Man mischte sich bei globalen Themen ein, versuchte
Einfluss zu nehmen auf die UN-Politik und auf
internationale Institutionen, erarbeitete internationale
Plattformen und formulierte gemeinsame Ziele
und Forderungen. Trotz beachtlicher rechtspolitischer
Fortschritte zeigte sich in der Realität
jedoch schnell, dass es – in den Worten
der deutschen Feministin Christa Wichterich
– keine „Rolltreppe zur Gleichstellungsempore“
gibt und dass „auch ein frauenpolitisch
nachgebessertes Konferenzdokument in Behördenakten
ablegbar ist, dort dem politischen Alzheimer
anheimfällt und keineswegs automatisch
umgesetzt wird.“ Ohne politischen
Druck von unten nützt auch der Einsitz
in Verhandlungsgremien nichts. Zudem zeigte
sich eine grosse Umsetzungslücke zwischen
den internationalen Aktionsplänen und der
nationalen und lokalen Frauenpolitik. Die Fortschritte
in den UN-Konventionen bedeuteten noch lange
keine reale Verbesserung der Lebens- und Arbeitsbedingungen
von Frauen.
Frau
war der „grossen Politik“ zwar näher
gekommen, sah sich aber gleichzeitig auch gezwungen,
sich an deren Vorgaben abzuarbeiten. Und das
verlangte einiges an Anpassungsleistung. Viele
Feministinnen verliessen die Strasse und versuchten
durch Lobbying, Mainstreaming und Monitoring
„Gender- Politik“ in kleinen Schritten
zu betreiben. Die UN-Rhetorik wurde ge-genderkompatibelt,
die Programmatik gegender- mainstreamt und die
Institutionen einem Gender-Monitoring unterzogen.

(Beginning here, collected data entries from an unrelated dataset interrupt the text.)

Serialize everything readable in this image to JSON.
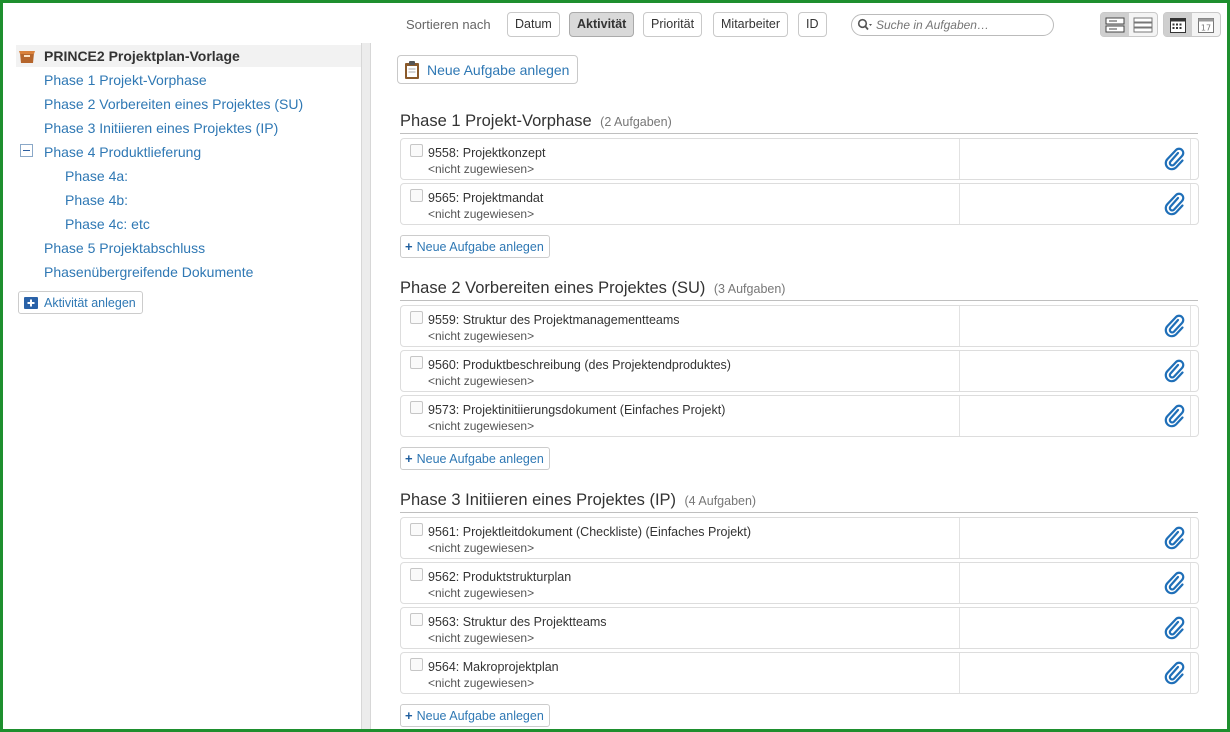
{
  "toolbar": {
    "sort_label": "Sortieren nach",
    "sort_options": [
      "Datum",
      "Aktivität",
      "Priorität",
      "Mitarbeiter",
      "ID"
    ],
    "active_sort": "Aktivität",
    "search_placeholder": "Suche in Aufgaben…"
  },
  "sidebar": {
    "root": "PRINCE2 Projektplan-Vorlage",
    "items": [
      "Phase 1 Projekt-Vorphase",
      "Phase 2 Vorbereiten eines Projektes (SU)",
      "Phase 3 Initiieren eines Projektes (IP)",
      "Phase 4 Produktlieferung",
      "Phase 4a:",
      "Phase 4b:",
      "Phase 4c: etc",
      "Phase 5 Projektabschluss",
      "Phasenübergreifende Dokumente"
    ],
    "add_activity": "Aktivität anlegen"
  },
  "main": {
    "new_task": "Neue Aufgabe anlegen",
    "add_task": "Neue Aufgabe anlegen",
    "phases": [
      {
        "title": "Phase 1 Projekt-Vorphase",
        "count": "(2 Aufgaben)",
        "tasks": [
          {
            "title": "9558: Projektkonzept",
            "assignee": "<nicht zugewiesen>"
          },
          {
            "title": "9565: Projektmandat",
            "assignee": "<nicht zugewiesen>"
          }
        ]
      },
      {
        "title": "Phase 2 Vorbereiten eines Projektes (SU)",
        "count": "(3 Aufgaben)",
        "tasks": [
          {
            "title": "9559: Struktur des Projektmanagementteams",
            "assignee": "<nicht zugewiesen>"
          },
          {
            "title": "9560: Produktbeschreibung (des Projektendproduktes)",
            "assignee": "<nicht zugewiesen>"
          },
          {
            "title": "9573: Projektinitiierungsdokument (Einfaches Projekt)",
            "assignee": "<nicht zugewiesen>"
          }
        ]
      },
      {
        "title": "Phase 3 Initiieren eines Projektes (IP)",
        "count": "(4 Aufgaben)",
        "tasks": [
          {
            "title": "9561: Projektleitdokument (Checkliste) (Einfaches Projekt)",
            "assignee": "<nicht zugewiesen>"
          },
          {
            "title": "9562: Produktstrukturplan",
            "assignee": "<nicht zugewiesen>"
          },
          {
            "title": "9563: Struktur des Projektteams",
            "assignee": "<nicht zugewiesen>"
          },
          {
            "title": "9564: Makroprojektplan",
            "assignee": "<nicht zugewiesen>"
          }
        ]
      }
    ]
  },
  "colors": {
    "link": "#2f78b4",
    "frame": "#1e8f2e",
    "attach": "#1f6fb8"
  }
}
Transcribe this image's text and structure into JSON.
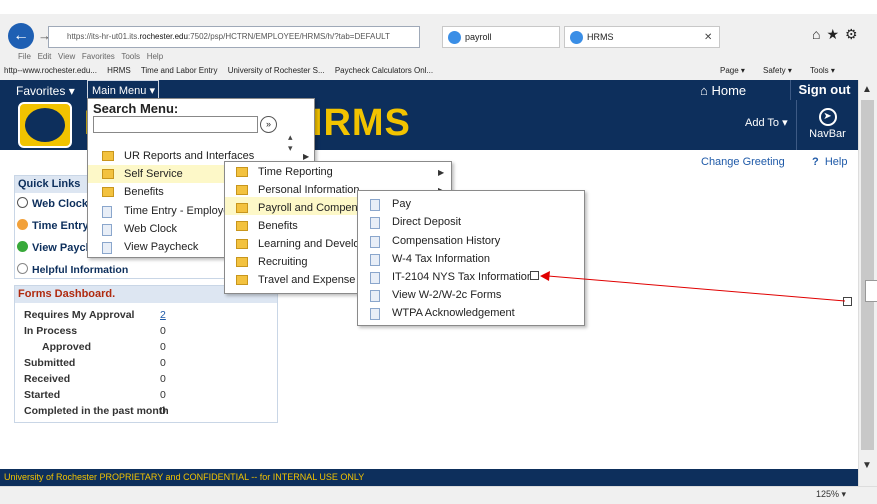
{
  "browser": {
    "url_prefix": "https://its-hr-ut01.its.",
    "url_host": "rochester.edu",
    "url_rest": ":7502/psp/HCTRN/EMPLOYEE/HRMS/h/?tab=DEFAULT",
    "tab1": "payroll",
    "tab2": "HRMS",
    "menu_items": [
      "File",
      "Edit",
      "View",
      "Favorites",
      "Tools",
      "Help"
    ],
    "favorites": [
      "http--www.rochester.edu...",
      "HRMS",
      "Time and Labor Entry",
      "University of Rochester S...",
      "Paycheck Calculators Onl..."
    ],
    "right_tools": [
      "Page ▾",
      "Safety ▾",
      "Tools ▾"
    ],
    "zoom": "125%"
  },
  "app": {
    "favorites_label": "Favorites",
    "main_menu_label": "Main Menu",
    "home_label": "Home",
    "signout_label": "Sign out",
    "title": "HRMS",
    "add_to_label": "Add To",
    "navbar_label": "NavBar",
    "change_greeting": "Change Greeting",
    "help": "Help"
  },
  "quick_links": {
    "title": "Quick Links",
    "items": [
      "Web Clock",
      "Time Entry -",
      "View Payche",
      "Helpful Information"
    ]
  },
  "forms_dashboard": {
    "title": "Forms Dashboard.",
    "rows": [
      {
        "label": "Requires My Approval",
        "value": "2"
      },
      {
        "label": "In Process",
        "value": "0"
      },
      {
        "label": "Approved",
        "value": "0"
      },
      {
        "label": "Submitted",
        "value": "0"
      },
      {
        "label": "Received",
        "value": "0"
      },
      {
        "label": "Started",
        "value": "0"
      },
      {
        "label": "Completed in the past month",
        "value": "0"
      }
    ]
  },
  "main_menu": {
    "search_label": "Search Menu:",
    "items": [
      "UR Reports and Interfaces",
      "Self Service",
      "Benefits",
      "Time Entry - Employee",
      "Web Clock",
      "View Paycheck"
    ]
  },
  "self_service_menu": {
    "items": [
      "Time Reporting",
      "Personal Information",
      "Payroll and Compensati",
      "Benefits",
      "Learning and Developm",
      "Recruiting",
      "Travel and Expense"
    ]
  },
  "payroll_menu": {
    "items": [
      "Pay",
      "Direct Deposit",
      "Compensation History",
      "W-4 Tax Information",
      "IT-2104 NYS Tax Information",
      "View W-2/W-2c Forms",
      "WTPA Acknowledgement"
    ]
  },
  "footer": "University of Rochester PROPRIETARY and CONFIDENTIAL -- for INTERNAL USE ONLY",
  "colors": {
    "navy": "#0d2f5c",
    "gold": "#f2c300",
    "annotation_red": "#e00000"
  }
}
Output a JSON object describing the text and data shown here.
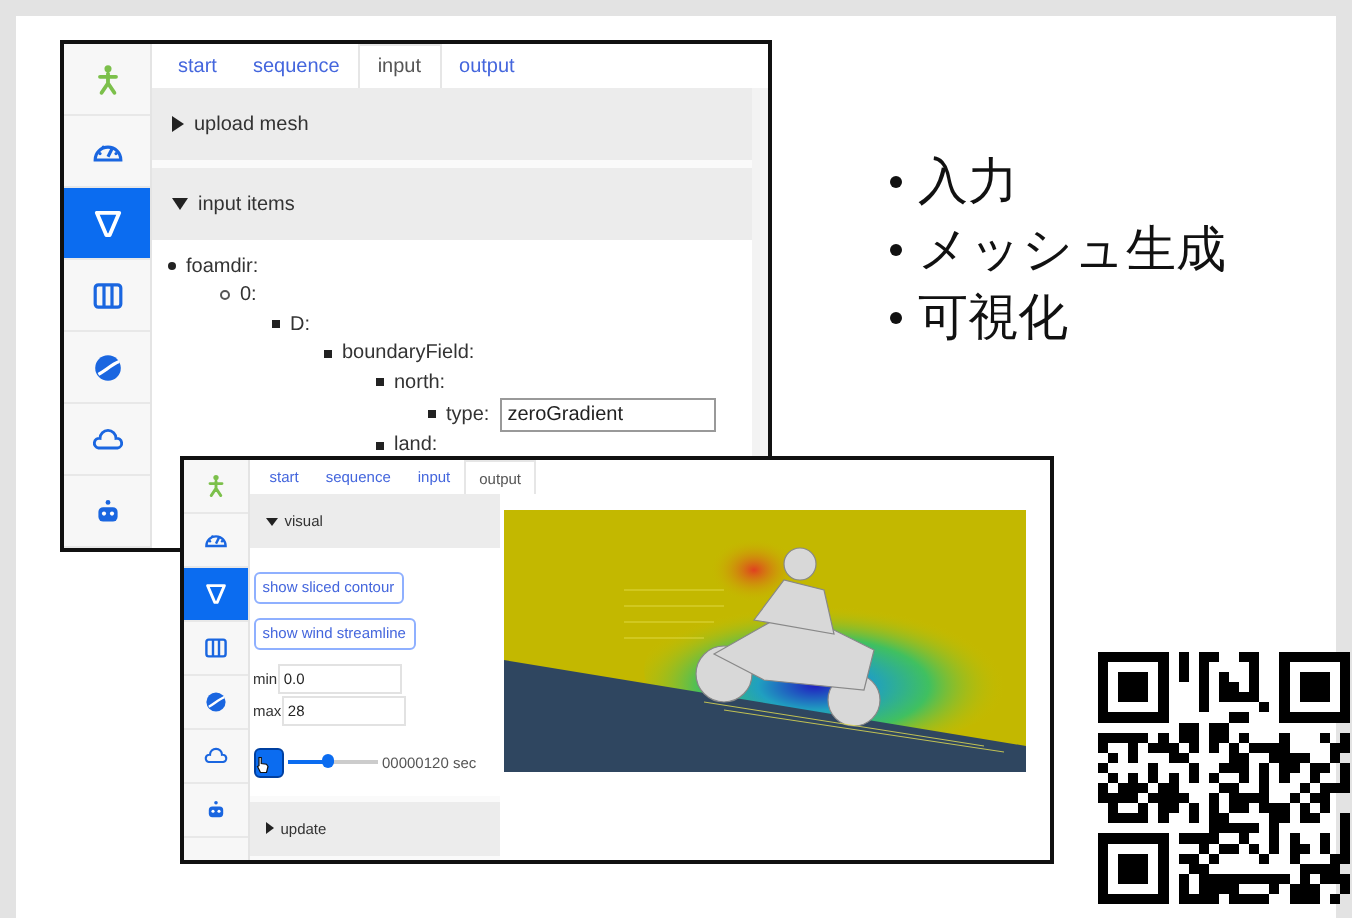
{
  "windows": [
    {
      "sidebar": [
        {
          "kind": "logo",
          "selected": false
        },
        {
          "kind": "gauge",
          "selected": false
        },
        {
          "kind": "filter",
          "selected": true
        },
        {
          "kind": "columns",
          "selected": false
        },
        {
          "kind": "globe",
          "selected": false
        },
        {
          "kind": "cloud",
          "selected": false
        },
        {
          "kind": "robot",
          "selected": false
        }
      ],
      "tabs": [
        {
          "label": "start",
          "selected": false
        },
        {
          "label": "sequence",
          "selected": false
        },
        {
          "label": "input",
          "selected": true
        },
        {
          "label": "output",
          "selected": false
        }
      ],
      "panels": [
        {
          "title": "upload mesh",
          "expanded": false
        },
        {
          "title": "input items",
          "expanded": true,
          "tree": [
            {
              "label": "foamdir:",
              "children": [
                {
                  "label": "0:",
                  "children": [
                    {
                      "label": "D:",
                      "children": [
                        {
                          "label": "boundaryField:",
                          "children": [
                            {
                              "label": "north:",
                              "children": [
                                {
                                  "label": "type:",
                                  "value": "zeroGradient"
                                }
                              ]
                            },
                            {
                              "label": "land:"
                            }
                          ]
                        }
                      ]
                    }
                  ]
                }
              ]
            }
          ]
        }
      ]
    },
    {
      "sidebar": [
        {
          "kind": "logo",
          "selected": false
        },
        {
          "kind": "gauge",
          "selected": false
        },
        {
          "kind": "filter",
          "selected": true
        },
        {
          "kind": "columns",
          "selected": false
        },
        {
          "kind": "globe",
          "selected": false
        },
        {
          "kind": "cloud",
          "selected": false
        },
        {
          "kind": "robot",
          "selected": false
        }
      ],
      "tabs": [
        {
          "label": "start",
          "selected": false
        },
        {
          "label": "sequence",
          "selected": false
        },
        {
          "label": "input",
          "selected": false
        },
        {
          "label": "output",
          "selected": true
        }
      ],
      "panels": [
        {
          "title": "visual",
          "expanded": true,
          "controls": {
            "buttons": [
              "show sliced contour",
              "show wind streamline"
            ],
            "fields": [
              {
                "label": "min",
                "value": "0.0"
              },
              {
                "label": "max",
                "value": "28"
              }
            ],
            "player": {
              "level": 0.45,
              "reading": "00000120 sec"
            }
          }
        },
        {
          "title": "update",
          "expanded": false
        }
      ],
      "view": {
        "kind": "simulation"
      }
    }
  ],
  "bullets": [
    "入力",
    "メッシュ生成",
    "可視化"
  ]
}
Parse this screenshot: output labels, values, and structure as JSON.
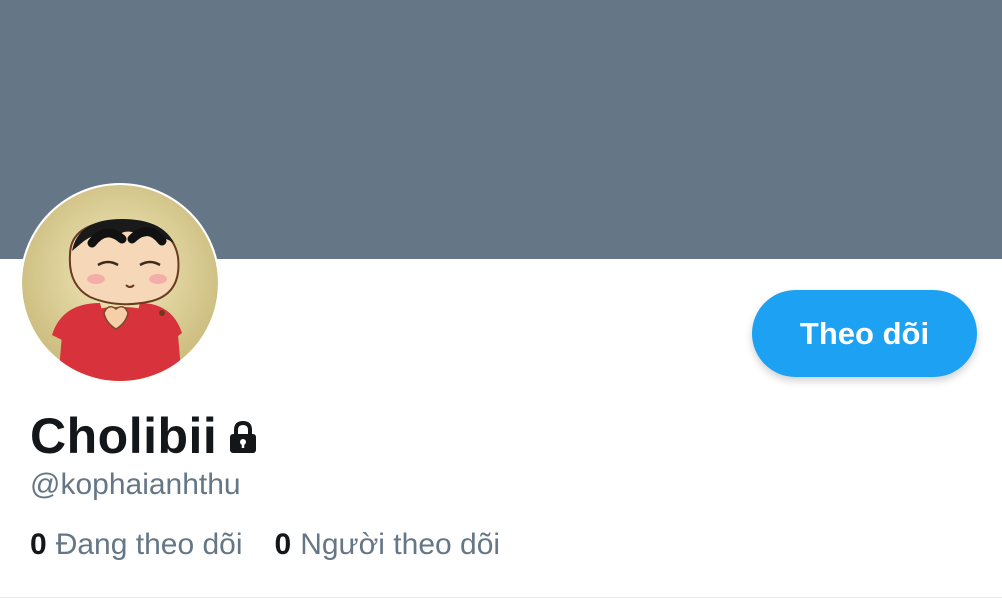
{
  "colors": {
    "banner": "#657786",
    "accent": "#1da1f2",
    "text_primary": "#14171a",
    "text_secondary": "#657786"
  },
  "profile": {
    "display_name": "Cholibii",
    "handle": "@kophaianhthu",
    "protected": true,
    "avatar_icon": "cartoon-avatar"
  },
  "actions": {
    "follow_label": "Theo dõi"
  },
  "stats": {
    "following_count": "0",
    "following_label": "Đang theo dõi",
    "followers_count": "0",
    "followers_label": "Người theo dõi"
  }
}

Christa Wichterich bezeichnet die neuen professionellen
Gender-Expertinnen als „eine transnationale
Klasse von Jet-Set- Lobbyistinnen, die inhaltlich
kompetent, handwerklich profiliert und rhetorisch
versiert auftreten, mit hohem Gehalt, Spesenkonto
und ebenso hoher Selbsteinschätzung um
die Welt touren“.
Zwischen
Autonomie und Abhängigkeit
Diese
Professionalisierung hat zu einer Hierarchisierung
der Frauen-NGO-Szene geführt. Finanzstarke,
durch einzelne Staatsapparate und Stiftungen
unterstützte und an internationalen Runden
Tischen partizipierende NGOs stehen nichtprofessionellen,
finanziell eher schwachen „grassroots“-Bewegungen
gegenüber, deren lokaler „Feminismus
des Überlebens“ oft aus den unmittelbaren
Alltagsproblemen der Frauen und dem Kampf um
die Existenzsicherung abgeleitet ist. Viele
Frauenorganisationen stecken „in einem
Knäuel von Dilemmata zwischen politischer
Autonomie und finanzieller Abhängigkeit,
zwischen Kritik an den Regierungen und Kooperation“
(Wichterich).
Diese
Kluft zeigte sich auch an der diesjährigen
Jahreskonferenz des frauenpolitischen Netzwerks
WIDE (Women in Development Europe) – eines
Zusammenschlusses von feministischen und entwicklungspolitischen
Organisationen in Europa. An der dreitägigen
Konferenz diesen Sommer in Madrid trafen sich
Frauen aus allen Kontinenten – von der
Vetreterin von UNIFEM-Afrika über die britischen
Delegierte von OXFAM bis zur Aktivistin der
KleinbäuerInnenbewegung Via Campesina aus
Brasilien oder der Inderin aus einer Gewerkschaft,
die informell Beschäftigte organisiert.
Es war sehr eindrücklich, über die
verschiedenen Realitäten für Frauen
in den einzelnen Regionen zu erfahren, sich
über politische Strategien auszutauschen
und gemeinsam über Alternativen zu diskutieren.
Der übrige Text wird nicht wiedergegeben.